Animism is not a theory, a philosophy, or an idea. It was simply how things were. A common understanding - across the entire world, for all of time.
Roberto Quijada, CC BY-NC
Animism is not a religion one can convert to but rather a label used for worldviews and practices. It identifies and describes acknowledge relationships between nature and the animal world. A driving force and influence over humans and a way of being that needed to be respected.
For ninety eight percent of human history 99.9% of our ancestors lived, breathed, and interacted within a world that they saw and felt to be animate - imbued with lifeforce. Inhabited by and permeated with energies with which we exist in ongoing relation.
This animate vision was the water in which we swam - consciousness in its natural dwelling place, the normative way of interacting in the world and our place in it.
Indigenous and animist perspectives illustrate that there are many different relationships possible between humans and the world around them, and many environmentalists are finding these alternatives instructive - despite the troubled history of the term.

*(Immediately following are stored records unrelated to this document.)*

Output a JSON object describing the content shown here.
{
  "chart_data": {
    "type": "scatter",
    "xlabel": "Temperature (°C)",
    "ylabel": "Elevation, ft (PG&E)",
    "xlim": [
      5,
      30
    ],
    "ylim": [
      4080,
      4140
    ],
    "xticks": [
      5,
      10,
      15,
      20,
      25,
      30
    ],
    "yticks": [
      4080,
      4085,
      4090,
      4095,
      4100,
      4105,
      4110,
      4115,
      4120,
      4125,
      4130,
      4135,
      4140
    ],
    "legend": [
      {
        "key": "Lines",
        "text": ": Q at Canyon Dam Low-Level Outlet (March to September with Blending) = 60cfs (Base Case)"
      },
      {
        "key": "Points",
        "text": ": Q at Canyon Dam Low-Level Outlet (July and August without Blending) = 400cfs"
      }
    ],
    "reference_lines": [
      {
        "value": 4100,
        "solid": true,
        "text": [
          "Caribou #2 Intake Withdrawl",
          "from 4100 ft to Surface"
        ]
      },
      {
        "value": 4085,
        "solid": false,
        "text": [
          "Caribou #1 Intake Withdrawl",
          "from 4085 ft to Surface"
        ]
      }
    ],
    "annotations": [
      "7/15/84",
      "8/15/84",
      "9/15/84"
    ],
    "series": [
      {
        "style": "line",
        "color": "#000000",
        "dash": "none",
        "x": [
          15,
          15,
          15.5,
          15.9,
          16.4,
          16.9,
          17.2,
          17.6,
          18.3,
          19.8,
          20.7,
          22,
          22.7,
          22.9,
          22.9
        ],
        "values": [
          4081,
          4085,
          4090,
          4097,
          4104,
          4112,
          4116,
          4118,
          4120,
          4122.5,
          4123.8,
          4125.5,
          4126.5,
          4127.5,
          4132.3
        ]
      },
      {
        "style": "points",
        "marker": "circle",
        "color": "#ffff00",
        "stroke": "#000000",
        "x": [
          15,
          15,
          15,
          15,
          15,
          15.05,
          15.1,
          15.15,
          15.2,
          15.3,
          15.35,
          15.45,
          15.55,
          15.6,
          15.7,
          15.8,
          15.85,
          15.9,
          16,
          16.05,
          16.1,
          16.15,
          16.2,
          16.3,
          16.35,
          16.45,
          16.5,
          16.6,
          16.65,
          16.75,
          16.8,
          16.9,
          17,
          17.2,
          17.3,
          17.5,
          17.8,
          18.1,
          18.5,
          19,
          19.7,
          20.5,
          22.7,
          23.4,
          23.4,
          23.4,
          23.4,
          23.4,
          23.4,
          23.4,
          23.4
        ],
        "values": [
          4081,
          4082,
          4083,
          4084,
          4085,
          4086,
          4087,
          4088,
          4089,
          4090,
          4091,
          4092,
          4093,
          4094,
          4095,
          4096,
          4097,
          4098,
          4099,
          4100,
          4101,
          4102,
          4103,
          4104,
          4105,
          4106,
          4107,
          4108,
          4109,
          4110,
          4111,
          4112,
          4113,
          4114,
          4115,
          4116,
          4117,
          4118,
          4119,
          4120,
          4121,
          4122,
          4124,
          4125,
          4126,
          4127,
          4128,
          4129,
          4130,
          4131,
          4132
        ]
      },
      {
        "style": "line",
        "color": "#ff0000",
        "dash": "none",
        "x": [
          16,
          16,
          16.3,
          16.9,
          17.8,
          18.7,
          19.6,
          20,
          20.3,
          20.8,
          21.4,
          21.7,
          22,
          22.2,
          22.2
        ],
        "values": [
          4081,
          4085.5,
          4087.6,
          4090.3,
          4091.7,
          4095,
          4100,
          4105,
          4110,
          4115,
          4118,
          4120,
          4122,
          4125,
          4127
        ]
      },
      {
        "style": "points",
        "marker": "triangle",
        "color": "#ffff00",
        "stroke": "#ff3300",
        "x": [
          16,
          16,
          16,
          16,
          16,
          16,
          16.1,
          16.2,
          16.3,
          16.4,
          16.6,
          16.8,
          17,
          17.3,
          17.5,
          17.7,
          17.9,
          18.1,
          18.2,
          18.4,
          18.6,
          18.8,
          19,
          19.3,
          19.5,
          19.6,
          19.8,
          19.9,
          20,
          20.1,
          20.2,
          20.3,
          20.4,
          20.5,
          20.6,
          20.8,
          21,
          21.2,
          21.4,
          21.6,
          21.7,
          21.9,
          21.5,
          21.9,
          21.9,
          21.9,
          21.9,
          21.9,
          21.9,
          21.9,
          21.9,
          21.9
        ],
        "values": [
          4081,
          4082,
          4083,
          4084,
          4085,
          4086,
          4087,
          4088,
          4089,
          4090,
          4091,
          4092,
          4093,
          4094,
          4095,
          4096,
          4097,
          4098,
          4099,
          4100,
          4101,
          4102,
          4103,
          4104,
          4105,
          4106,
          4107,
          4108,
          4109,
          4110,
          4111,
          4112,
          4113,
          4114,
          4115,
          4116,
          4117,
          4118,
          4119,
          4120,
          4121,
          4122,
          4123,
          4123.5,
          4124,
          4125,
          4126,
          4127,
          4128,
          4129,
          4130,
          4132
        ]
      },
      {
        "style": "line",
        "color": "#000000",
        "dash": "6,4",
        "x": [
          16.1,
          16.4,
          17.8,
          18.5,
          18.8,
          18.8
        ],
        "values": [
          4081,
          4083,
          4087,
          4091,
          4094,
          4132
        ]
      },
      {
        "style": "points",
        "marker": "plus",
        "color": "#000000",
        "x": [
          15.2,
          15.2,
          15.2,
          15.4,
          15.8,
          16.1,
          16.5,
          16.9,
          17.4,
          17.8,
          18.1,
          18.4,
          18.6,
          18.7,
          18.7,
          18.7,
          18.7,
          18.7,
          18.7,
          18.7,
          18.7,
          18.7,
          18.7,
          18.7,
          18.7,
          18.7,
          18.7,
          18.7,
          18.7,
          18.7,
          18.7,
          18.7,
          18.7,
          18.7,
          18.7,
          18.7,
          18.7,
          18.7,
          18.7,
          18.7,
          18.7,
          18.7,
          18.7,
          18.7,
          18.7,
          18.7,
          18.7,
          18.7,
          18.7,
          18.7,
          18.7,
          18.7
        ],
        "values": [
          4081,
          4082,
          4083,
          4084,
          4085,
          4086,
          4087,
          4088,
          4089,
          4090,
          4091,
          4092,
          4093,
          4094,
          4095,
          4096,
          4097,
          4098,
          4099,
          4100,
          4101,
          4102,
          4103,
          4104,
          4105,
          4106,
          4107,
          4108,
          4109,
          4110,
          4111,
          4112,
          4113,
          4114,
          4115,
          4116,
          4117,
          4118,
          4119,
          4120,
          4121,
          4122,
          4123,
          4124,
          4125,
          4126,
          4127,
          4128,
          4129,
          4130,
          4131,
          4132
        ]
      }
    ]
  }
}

Helping individuals to remember their animist consciousness can lead to a shift among all of human consciousness. A direly needed direction that steers us back to a state of connection and equilibrium with the natural world. A regenerative turn that could well be our salvation.
Shifting our consciousness toward one of connection and reciprocal relationship with the natural world would heal us and the Earth. A return to our natural way of being - for all that live is the only way we can stay alive.
This is our whole purpose for being in this world and on this earth. Let us return to it soonest.